University of Minnesota Law School
229 19th Ave. S.
Minneapolis, MN 55455

Policy debates on the future of the family have been focused on family form, as the nonmarital birth rate remains stuck at 40% of all children.  Stable, married families, which correlate with better outcomes for children, have  increasingly become the province of the college educated middle class. This  workshop, sponsored by The Washington Center for Equitable Growth and  the University of Minnesota Law School’s Law and Inequality: A Journal of  Theory and Practice, brings together legal and policy scholars from around  the country to consider significant new research from the Relationship  Dynamics and Social Life (RDSL) study at the University of Michigan on family  formation.  
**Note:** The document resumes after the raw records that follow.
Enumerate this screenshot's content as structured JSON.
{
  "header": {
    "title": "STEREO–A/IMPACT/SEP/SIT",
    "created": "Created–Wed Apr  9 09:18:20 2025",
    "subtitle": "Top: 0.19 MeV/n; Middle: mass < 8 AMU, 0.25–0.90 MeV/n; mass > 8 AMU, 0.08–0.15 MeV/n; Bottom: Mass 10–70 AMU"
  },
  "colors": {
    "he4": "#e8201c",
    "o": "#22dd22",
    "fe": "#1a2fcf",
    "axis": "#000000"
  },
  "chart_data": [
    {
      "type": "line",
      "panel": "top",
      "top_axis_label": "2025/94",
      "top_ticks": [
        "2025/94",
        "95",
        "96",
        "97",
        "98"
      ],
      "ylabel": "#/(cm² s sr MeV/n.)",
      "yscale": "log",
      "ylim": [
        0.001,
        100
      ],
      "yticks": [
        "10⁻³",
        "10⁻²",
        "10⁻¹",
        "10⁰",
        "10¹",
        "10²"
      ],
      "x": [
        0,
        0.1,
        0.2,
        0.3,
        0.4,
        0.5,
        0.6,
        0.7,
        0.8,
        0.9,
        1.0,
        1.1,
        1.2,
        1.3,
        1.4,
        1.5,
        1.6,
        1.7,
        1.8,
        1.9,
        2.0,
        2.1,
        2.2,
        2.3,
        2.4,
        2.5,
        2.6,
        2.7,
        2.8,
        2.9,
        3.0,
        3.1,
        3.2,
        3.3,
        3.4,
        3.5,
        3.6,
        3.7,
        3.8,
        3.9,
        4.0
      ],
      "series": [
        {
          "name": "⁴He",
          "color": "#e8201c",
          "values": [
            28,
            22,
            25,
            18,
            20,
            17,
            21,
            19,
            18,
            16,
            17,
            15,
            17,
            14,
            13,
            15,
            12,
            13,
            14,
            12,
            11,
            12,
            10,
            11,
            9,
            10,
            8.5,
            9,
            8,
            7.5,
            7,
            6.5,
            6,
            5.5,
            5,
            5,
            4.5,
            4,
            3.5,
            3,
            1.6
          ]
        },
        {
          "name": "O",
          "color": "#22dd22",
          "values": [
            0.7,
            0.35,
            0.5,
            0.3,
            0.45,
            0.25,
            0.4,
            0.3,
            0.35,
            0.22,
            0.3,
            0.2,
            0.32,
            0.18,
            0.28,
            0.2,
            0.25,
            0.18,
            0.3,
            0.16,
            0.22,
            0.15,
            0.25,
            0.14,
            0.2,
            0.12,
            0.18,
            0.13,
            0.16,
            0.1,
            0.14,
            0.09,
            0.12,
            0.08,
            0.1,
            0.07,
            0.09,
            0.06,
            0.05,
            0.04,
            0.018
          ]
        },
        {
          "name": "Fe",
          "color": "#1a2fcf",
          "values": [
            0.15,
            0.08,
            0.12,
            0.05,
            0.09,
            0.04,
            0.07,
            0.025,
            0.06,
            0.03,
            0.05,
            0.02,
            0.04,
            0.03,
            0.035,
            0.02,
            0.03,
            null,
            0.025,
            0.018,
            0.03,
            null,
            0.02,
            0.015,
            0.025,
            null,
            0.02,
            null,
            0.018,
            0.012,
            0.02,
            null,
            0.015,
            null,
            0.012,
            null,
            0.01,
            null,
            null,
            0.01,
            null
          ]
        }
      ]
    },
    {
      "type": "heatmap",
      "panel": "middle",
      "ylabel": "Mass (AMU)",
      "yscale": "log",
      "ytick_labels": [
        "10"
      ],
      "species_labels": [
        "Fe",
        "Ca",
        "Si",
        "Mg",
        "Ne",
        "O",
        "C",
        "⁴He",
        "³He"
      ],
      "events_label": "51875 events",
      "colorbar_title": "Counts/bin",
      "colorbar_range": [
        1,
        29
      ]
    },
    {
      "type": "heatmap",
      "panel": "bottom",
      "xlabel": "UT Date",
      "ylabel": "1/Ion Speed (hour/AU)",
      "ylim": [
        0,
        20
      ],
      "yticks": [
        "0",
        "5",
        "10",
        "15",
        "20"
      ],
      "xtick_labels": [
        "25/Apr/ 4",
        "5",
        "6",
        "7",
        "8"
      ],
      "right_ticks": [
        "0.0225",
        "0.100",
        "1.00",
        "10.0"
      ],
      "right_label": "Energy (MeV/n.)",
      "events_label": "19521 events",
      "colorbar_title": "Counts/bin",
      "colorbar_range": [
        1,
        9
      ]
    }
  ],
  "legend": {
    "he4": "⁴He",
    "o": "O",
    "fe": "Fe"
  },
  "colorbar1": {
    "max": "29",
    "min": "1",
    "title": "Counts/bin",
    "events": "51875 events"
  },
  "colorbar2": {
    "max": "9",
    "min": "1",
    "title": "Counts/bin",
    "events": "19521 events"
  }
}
This workshop will be important for all of those interested in how we  approach family law and regulation.  Our images of nonmarital families  changed dramatically with The Fragile Families and Child-Wellbeing Study, which showed that contrary to the popular assumptions of the time, the  majority of unmarried mothers were in relationships with the fathers of their  children at the time of the birth, and the majority of the fathers remained  involved with their children for at least a period after the break¬up with the  mother.  The new research follows young women, beginning before they  become pregnant and often before they have entered the relationships that  produce the pregnancies.  The study offers a potentially revolutionary new  look at how young women form families.  It has already produced two  remarkable and important initial findings.  The first is that the pregnant women  in the study experienced relationship violence at between two and three times  the rate of those who did not become pregnant, and the violent men tended to  more likely than non-violent men to have multiple children with multiple  partners.  The second is that women’s employment, which gets relatively little  attention in the more general debate on the family, is one of the most  protective factors in avoiding pregnancy. The preliminary findings already  suggest that not all relationships are alike in their potential for constructive  two-parent involvement.  

The workshop will address the legal policy implications, including efforts  to increase paternal rights in all families, the role of maternal employment in  family creation and strength, the efficacy of domestic violence prevention  efforts both before and after the birth of a child, and the importance of  contraception in the stability of relationships following the birth of a child.  

Agenda

1:30pm  Welcome and Presentation of Results

Introduction

Jennifer Barber, University of Michigan  

Presentation of Study Results, Methodology

2:45 - 4:15pm  Economic Security, Family Formation and Child Welfare

Kate Bartlett, Duke

Daniel Hatcher, University of Baltimore

Leslie Harris, University of Oregon

Naomi Cahn, George Washington

Moderator: June Carbone

4:30 - 6:00pm  Domestic Violence, Paternal Involvement and Relationship Stability

Margaret F. Brinig, Notre Dame

Joan Meier, George Washington

Bill Doherty, University of Minnesota

Camille Gear Rich, USC

Moderator: Naomi Cahn

CLE Credits
4 Standard CLE credits have been approved; Event Code #228887.